After a brief East Coast stint, I spent my formative years in Sunnyvale, CA, “The Heart of Silicon Valley”TM. You can take a virtual tour, but don’t be misled by the techie glamour of the dot-com boom/bust and the newly hip(-ish) Murphy Street. The Sunnyvale of my halcyon youth was all about public parks, the cherry stand (now supplanted by a pseudo-Chinese yuppie chain), the mall, and the public library (still a highlight). It was only much later that I began to suspect that my hometown was not exactly typical. In fact, my first inkling of our place in the cultural universe came from the mention of Sunnyvale as the location of a computer game company in the movie “Wargames” (the entire hometown audience cheered). (I think the bad guys in “Octopussy” were also planning to blow up Silicon Valley.)

Highlights of my early education include the usual trials/-bulations of the classroom and playround: recess in the age of Star Wars (the version with 6 Princess Leias and 4 Luke Skywalkers); some tense spelling bee showdowns (I continue to harbor unreasonable prejudice against ‘adobe’, ‘cardigan’ and their ilk); and the fateful diced-chicken-with-corn recipe incident (the scars have mostly healed). Later I crossed the rough ’n’ tumble Sunnyvale/Cupertino border every day to attend Homestead High School, Home of the Mustangs as well as the student paper The Epitaph.

If you care to visit the site of my undergraduate toil, don’t miss lunch at possibly the only mobile food distributer in the world with its own Web page, the Chinese Food Truck, or CFT, as it is fondly known to some, which used to be parked conveniently in the lot by the Harvard University computer science buildings (my (least) favorite of which has been razed -- moment of silence for Aiken, please; I have such less-than-fond memories of trudging there through rain and snow all the way from Winthrop House). Other affiliations include brief summer stays in the computer science department at Washington University in St. Louis (woo woo! or WU WU!) and Bell Labs in New Jersey (fortunately, New York was nearby).
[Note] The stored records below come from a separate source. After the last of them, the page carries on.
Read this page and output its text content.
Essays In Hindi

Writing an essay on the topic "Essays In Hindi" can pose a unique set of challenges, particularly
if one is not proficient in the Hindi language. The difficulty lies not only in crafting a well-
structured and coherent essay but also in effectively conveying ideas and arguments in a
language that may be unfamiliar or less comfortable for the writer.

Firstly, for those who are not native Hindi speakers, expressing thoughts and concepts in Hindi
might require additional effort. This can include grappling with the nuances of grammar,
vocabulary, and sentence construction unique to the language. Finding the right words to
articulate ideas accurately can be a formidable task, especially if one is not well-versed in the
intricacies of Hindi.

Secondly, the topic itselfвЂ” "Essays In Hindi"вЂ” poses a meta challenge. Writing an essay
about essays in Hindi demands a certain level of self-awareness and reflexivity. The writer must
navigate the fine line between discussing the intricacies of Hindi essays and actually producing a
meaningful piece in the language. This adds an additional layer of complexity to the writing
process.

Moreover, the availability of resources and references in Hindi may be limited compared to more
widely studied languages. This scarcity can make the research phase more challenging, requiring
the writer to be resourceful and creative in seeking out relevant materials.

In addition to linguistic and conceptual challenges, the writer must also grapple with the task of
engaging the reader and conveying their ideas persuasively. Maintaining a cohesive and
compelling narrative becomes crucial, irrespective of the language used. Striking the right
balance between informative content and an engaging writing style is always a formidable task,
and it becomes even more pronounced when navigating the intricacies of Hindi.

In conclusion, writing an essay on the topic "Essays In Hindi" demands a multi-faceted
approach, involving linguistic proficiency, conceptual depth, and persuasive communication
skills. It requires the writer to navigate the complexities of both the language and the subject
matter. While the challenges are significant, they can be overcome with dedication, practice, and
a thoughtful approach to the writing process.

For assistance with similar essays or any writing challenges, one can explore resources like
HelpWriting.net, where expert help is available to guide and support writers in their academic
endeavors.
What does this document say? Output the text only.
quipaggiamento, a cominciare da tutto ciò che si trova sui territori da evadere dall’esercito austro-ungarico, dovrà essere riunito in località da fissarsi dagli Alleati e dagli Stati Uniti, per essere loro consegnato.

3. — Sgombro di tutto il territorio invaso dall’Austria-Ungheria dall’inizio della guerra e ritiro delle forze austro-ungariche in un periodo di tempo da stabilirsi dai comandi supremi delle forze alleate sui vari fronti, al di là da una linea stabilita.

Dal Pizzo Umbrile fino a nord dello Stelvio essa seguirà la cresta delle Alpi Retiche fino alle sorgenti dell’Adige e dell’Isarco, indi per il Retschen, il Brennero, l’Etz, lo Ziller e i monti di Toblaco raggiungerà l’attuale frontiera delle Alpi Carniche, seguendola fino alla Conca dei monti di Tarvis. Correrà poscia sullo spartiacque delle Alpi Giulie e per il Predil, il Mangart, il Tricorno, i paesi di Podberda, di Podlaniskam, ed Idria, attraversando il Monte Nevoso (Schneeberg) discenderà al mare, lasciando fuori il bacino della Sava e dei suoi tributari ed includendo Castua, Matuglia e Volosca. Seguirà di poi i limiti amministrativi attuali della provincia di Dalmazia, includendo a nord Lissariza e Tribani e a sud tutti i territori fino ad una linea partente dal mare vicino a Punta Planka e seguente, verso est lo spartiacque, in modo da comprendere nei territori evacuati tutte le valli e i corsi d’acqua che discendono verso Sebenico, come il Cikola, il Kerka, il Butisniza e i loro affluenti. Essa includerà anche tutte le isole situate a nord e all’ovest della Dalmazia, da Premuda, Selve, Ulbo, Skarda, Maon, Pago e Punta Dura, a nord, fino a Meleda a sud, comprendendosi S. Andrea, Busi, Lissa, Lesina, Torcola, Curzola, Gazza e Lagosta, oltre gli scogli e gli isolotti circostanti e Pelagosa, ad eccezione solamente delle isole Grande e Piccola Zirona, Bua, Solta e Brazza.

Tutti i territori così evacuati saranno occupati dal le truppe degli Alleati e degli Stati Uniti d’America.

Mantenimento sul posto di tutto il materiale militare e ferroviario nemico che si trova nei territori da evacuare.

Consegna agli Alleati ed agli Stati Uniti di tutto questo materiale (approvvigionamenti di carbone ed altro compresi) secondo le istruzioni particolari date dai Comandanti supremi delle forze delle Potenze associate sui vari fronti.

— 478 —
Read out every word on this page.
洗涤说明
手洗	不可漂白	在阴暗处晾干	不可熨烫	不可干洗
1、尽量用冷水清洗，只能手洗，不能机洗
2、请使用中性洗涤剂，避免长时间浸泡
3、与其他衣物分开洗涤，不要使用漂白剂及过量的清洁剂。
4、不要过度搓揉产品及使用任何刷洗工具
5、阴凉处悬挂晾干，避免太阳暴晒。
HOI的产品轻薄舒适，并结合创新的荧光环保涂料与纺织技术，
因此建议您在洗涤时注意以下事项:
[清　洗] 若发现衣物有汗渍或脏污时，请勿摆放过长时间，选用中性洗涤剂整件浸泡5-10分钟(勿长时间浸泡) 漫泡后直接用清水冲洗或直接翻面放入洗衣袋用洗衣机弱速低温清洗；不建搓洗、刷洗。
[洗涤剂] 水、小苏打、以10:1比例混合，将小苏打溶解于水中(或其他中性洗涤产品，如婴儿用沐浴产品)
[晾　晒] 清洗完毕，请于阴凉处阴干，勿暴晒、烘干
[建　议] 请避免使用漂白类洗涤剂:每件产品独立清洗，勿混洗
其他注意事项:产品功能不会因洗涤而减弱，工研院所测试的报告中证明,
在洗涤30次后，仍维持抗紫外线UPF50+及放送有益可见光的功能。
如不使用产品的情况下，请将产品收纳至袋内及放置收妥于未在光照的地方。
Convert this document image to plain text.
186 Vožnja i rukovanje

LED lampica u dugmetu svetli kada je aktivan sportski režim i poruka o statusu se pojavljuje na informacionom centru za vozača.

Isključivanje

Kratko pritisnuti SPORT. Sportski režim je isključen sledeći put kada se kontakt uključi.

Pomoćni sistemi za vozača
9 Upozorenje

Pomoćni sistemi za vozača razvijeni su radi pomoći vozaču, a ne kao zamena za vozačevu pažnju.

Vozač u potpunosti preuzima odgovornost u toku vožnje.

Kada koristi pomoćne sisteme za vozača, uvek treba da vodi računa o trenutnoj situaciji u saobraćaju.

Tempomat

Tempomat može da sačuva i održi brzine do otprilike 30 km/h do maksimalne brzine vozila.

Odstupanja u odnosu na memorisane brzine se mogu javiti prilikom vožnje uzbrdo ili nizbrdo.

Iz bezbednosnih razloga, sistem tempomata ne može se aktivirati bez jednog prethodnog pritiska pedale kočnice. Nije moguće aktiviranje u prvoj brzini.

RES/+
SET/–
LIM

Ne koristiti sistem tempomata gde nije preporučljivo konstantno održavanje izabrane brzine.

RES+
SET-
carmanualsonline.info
The severe bout of reverse culture shock I experienced upon starting at Berkeley had everything to do with my two years abroad, in mostly England and China, from fall 1994 to summer 1996. In brief, I spent 1994-1995 in Cambridge, England, where I walked daily by the ducks in Emmanuel College’s lovely gardens while a student on the M.Phil. in Computer Speech & Language Processing, followed by a few months as a post-graduate research student in the University of Cambridge Computer Laboratory. After that, I studied Chinese in Beijing for half a year before admitting that it was time to come home. Snapshots (mostly but not all verbal) of this ever-more-golden-seeming time abroad can be found in:

Since then, I have been ensconced in the Berkeley area, working on the Ph.D. and living with various housemate assortments, first on a series of plant-related locales north and west of campus (Spruce, Vine, Rose) and then across the border in Albany, and now back to Berkeley again. Can’t say as I can complain.